Burns et al. (4) confirmed that renal tubular epithelial-mesenchymal transition (EMT), which is regulated by numerous growth factors and hormones, contributes to RIF. It is generally accepted that transforming growth factor-β1 (TGF-β1) is one of the strongest promoters of the EMT (1, 3, 6, 17). However, TGF-β1 is also a multifunctional factor, binds to diverse receptors, and has various physiological and pathophysiological functions through different signal pathways (1, 3). Among these signal pathways, a predominant one responsible for profibrotic function in renal tubulointerstitium is TGFβ/Smad2/3 signaling, which is initiated by activation of TGF receptors TGF-βRII and TGF-βRI (ALK5), followed by phosphorylation of Smad2/3 (10, 22, 23). Thus inactivation of TGFβ/Smad2/3 signaling has been considered a promising therapeutic approach for renal diseases treatment for nearly 20 years.

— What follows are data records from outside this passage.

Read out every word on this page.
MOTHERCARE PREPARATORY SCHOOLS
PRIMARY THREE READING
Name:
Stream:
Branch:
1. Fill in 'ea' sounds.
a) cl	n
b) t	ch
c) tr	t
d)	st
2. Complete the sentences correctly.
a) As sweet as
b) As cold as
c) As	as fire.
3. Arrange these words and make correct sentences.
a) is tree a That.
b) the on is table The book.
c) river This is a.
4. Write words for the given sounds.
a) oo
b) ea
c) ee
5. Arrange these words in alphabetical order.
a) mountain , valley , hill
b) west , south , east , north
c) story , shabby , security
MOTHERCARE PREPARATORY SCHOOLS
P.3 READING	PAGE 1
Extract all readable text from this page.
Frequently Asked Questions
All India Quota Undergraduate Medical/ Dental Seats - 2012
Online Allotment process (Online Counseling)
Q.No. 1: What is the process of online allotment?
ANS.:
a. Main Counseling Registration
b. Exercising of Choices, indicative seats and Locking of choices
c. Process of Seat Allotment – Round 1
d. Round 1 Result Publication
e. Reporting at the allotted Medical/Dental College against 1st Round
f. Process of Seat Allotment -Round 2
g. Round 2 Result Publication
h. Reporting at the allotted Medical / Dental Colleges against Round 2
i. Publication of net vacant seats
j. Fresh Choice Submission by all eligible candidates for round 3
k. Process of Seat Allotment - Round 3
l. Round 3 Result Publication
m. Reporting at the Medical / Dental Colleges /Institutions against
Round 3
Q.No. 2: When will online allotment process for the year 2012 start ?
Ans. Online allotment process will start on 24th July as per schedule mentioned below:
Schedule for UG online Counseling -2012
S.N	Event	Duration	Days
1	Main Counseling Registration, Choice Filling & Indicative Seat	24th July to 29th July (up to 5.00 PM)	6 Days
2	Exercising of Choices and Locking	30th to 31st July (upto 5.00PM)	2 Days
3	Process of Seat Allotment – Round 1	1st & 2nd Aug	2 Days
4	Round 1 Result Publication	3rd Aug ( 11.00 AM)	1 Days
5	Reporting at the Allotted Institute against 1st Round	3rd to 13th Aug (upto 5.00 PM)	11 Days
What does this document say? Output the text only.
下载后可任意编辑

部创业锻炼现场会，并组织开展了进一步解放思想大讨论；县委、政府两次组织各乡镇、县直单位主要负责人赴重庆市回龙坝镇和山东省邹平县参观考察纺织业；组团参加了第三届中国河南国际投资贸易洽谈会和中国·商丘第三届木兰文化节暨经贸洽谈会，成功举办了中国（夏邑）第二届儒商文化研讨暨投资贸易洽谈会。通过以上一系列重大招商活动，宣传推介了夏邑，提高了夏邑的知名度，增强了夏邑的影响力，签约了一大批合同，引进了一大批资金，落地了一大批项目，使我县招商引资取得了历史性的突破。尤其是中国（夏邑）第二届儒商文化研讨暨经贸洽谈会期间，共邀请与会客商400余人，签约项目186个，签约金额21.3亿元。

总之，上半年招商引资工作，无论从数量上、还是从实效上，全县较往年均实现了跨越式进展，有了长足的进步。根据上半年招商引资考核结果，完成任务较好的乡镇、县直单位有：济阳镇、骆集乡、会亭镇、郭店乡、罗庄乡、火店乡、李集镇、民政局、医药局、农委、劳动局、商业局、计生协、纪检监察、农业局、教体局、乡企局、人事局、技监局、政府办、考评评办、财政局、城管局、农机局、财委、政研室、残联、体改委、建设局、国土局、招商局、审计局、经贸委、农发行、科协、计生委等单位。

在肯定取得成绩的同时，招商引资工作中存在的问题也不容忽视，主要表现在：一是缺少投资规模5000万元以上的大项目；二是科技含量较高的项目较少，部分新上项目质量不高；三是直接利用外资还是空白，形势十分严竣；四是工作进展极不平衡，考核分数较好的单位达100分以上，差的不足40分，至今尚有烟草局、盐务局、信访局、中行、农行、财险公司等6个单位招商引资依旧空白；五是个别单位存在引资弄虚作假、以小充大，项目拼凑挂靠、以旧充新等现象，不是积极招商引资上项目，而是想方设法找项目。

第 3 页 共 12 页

Previous studies also showed that downregulated TGF-β1 expression by treatment with a natural inhibitor, monoclonal anti-TGF-β antibody or antisense TGF-β oligonucleotides, could attenuate kidney injury (2, 9, 26, 38). However, inhibition of TGF-β1 expression has not been implemented clinically, because this approach also blocks the other vital functions of this molecule. Therefore, from a clinical viewpoint, it is important to develop a novel therapy to more specifically suppress TGF-β/Smad2/3 signaling activation. Because the variety of TGF-β1 functions are dependent on its receptor, suppression of TGFβ/Smad2/3 signaling activation by downregulation of its profibrotic TGF-β receptors, ALK5 and TGF-βRII, might be a relatively effective and specific route for therapeutic intervention against EMT.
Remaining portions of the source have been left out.